The judge runs per-build, not only pre-training or on an evaluation leaderboard. Its verdict is a pass/fail (plus diversity + conceptual-match metrics) signal that gates the build.

Why this stance (vs offline leaderboard eval)

Traditional LLM-as-judge deployments run as offline eval harnesses adjacent to training — a model-of-the-week leaderboard. That misses:

  • Regressions from non-model changes — retrieval index rebuild, config rollout, query-preprocessing change — that a training-time eval never touches.
  • Fast shipping pressure — every merged PR to the search stack should go through quality grading, not only candidate models.

Putting the judge in the BVT extends offline eval into CI and makes quality-regression-detection a first-class build-artifact property.

Canonical instance — Meta Groups Scoped Search (2026-04-21)

From the 2026-04-21 Meta Engineering post:

"To validate quality at scale without the bottleneck of human labeling, we integrated an automated evaluation framework into our build verification test (BVT) process. We utilize Llama 3 with multimodal capabilities as an automated judge to grade search results against queries. Unlike binary 'good/bad' labels, our evaluation prompts are designed to detect nuance. We explicitly programmed the system to recognize a 'somewhat relevant' category, defined as cases where the query and result share a common domain or theme (e.g., different sports are still relevant in a general sports context).
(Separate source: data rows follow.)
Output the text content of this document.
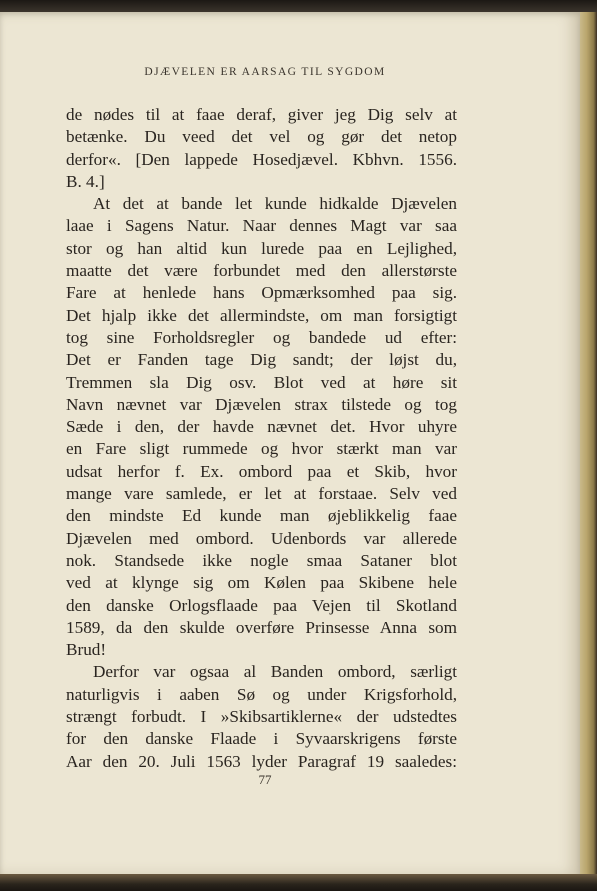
DJÆVELEN ER AARSAG TIL SYGDOM
de nødes til at faae deraf, giver jeg Dig selv at
betænke. Du veed det vel og gør det netop
derfor«. [Den lappede Hosedjævel. Kbhvn. 1556.
B. 4.]
At det at bande let kunde hidkalde Djævelen
laae i Sagens Natur. Naar dennes Magt var saa
stor og han altid kun lurede paa en Lejlighed,
maatte det være forbundet med den allerstørste
Fare at henlede hans Opmærksomhed paa sig.
Det hjalp ikke det allermindste, om man forsigtigt
tog sine Forholdsregler og bandede ud efter:
Det er Fanden tage Dig sandt; der løjst du,
Tremmen sla Dig osv. Blot ved at høre sit
Navn nævnet var Djævelen strax tilstede og tog
Sæde i den, der havde nævnet det. Hvor uhyre
en Fare sligt rummede og hvor stærkt man var
udsat herfor f. Ex. ombord paa et Skib, hvor
mange vare samlede, er let at forstaae. Selv ved
den mindste Ed kunde man øjeblikkelig faae
Djævelen med ombord. Udenbords var allerede
nok. Standsede ikke nogle smaa Sataner blot
ved at klynge sig om Kølen paa Skibene hele
den danske Orlogsflaade paa Vejen til Skotland
1589, da den skulde overføre Prinsesse Anna som
Brud!
Derfor var ogsaa al Banden ombord, særligt
naturligvis i aaben Sø og under Krigsforhold,
strængt forbudt. I »Skibsartiklerne« der udstedtes
for den danske Flaade i Syvaarskrigens første
Aar den 20. Juli 1563 lyder Paragraf 19 saaledes:
77
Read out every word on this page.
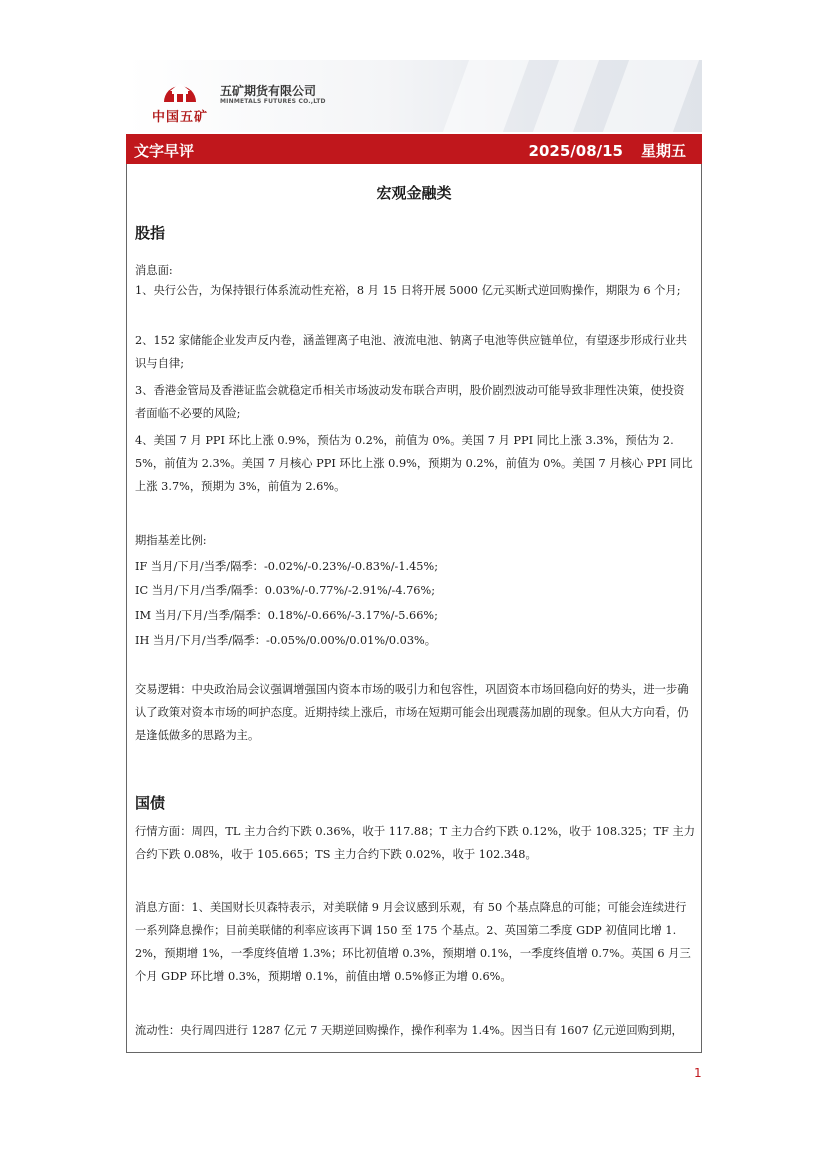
中国五矿
五矿期货有限公司
MINMETALS FUTURES CO.,LTD
文字早评	2025/08/15 星期五
宏观金融类
股指
消息面:
1、央行公告，为保持银行体系流动性充裕，8 月 15 日将开展 5000 亿元买断式逆回购操作，期限为 6 个月;
2、152 家储能企业发声反内卷，涵盖锂离子电池、液流电池、钠离子电池等供应链单位，有望逐步形成行业共识与自律;
3、香港金管局及香港证监会就稳定币相关市场波动发布联合声明，股价剧烈波动可能导致非理性决策，使投资者面临不必要的风险;
4、美国 7 月 PPI 环比上涨 0.9%，预估为 0.2%，前值为 0%。美国 7 月 PPI 同比上涨 3.3%，预估为 2.5%，前值为 2.3%。美国 7 月核心 PPI 环比上涨 0.9%，预期为 0.2%，前值为 0%。美国 7 月核心 PPI 同比上涨 3.7%，预期为 3%，前值为 2.6%。
期指基差比例:
IF 当月/下月/当季/隔季：-0.02%/-0.23%/-0.83%/-1.45%;
IC 当月/下月/当季/隔季：0.03%/-0.77%/-2.91%/-4.76%;
IM 当月/下月/当季/隔季：0.18%/-0.66%/-3.17%/-5.66%;
IH 当月/下月/当季/隔季：-0.05%/0.00%/0.01%/0.03%。
交易逻辑：中央政治局会议强调增强国内资本市场的吸引力和包容性，巩固资本市场回稳向好的势头，进一步确认了政策对资本市场的呵护态度。近期持续上涨后，市场在短期可能会出现震荡加剧的现象。但从大方向看，仍是逢低做多的思路为主。
国债
行情方面：周四，TL 主力合约下跌 0.36%，收于 117.88；T 主力合约下跌 0.12%，收于 108.325；TF 主力合约下跌 0.08%，收于 105.665；TS 主力合约下跌 0.02%，收于 102.348。
消息方面：1、美国财长贝森特表示，对美联储 9 月会议感到乐观，有 50 个基点降息的可能；可能会连续进行一系列降息操作；目前美联储的利率应该再下调 150 至 175 个基点。2、英国第二季度 GDP 初值同比增 1.2%，预期增 1%，一季度终值增 1.3%；环比初值增 0.3%，预期增 0.1%，一季度终值增 0.7%。英国 6 月三个月 GDP 环比增 0.3%，预期增 0.1%，前值由增 0.5%修正为增 0.6%。
流动性：央行周四进行 1287 亿元 7 天期逆回购操作，操作利率为 1.4%。因当日有 1607 亿元逆回购到期，
1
This allows us to measure improvements in result diversity and conceptual matching."

Key elements of this instance:

  1. Judge model: Llama 3 with multimodal capabilities.
  2. Rubric: graded (exact-match / somewhat-relevant / irrelevant), not binary.
  3. Pipeline position: inside the BVT — gates build-to-production promotion.
  4. Scale intent: "without the bottleneck of human labeling" — human grading does not scale to per-build validation at Meta's shipping cadence; the judge replaces that bottleneck.
  5. Additional metrics: diversity + conceptual-match (enabled by the graded rubric).

Sibling patterns

Meta's position is the CI-integrated variant — judge as build-gate, not (only) as training signal.

Caveats

  • Judge prompt-design is load-bearing; a poorly-specified rubric produces noise that blocks valid builds or lets regressions through.
  • The judge is itself an LLM, subject to version drift; the judge version and prompt should be pinned and versioned alongside the code that gates on it.
  • Human calibration is still valuable — a periodic comparison of judge scores vs human labels keeps the judge's distribution anchored (cf patterns/human-calibrated-llm-labeling).
  • BVT runtime matters — the judge's latency and cost are now in the developer-feedback loop, not just the training cycle.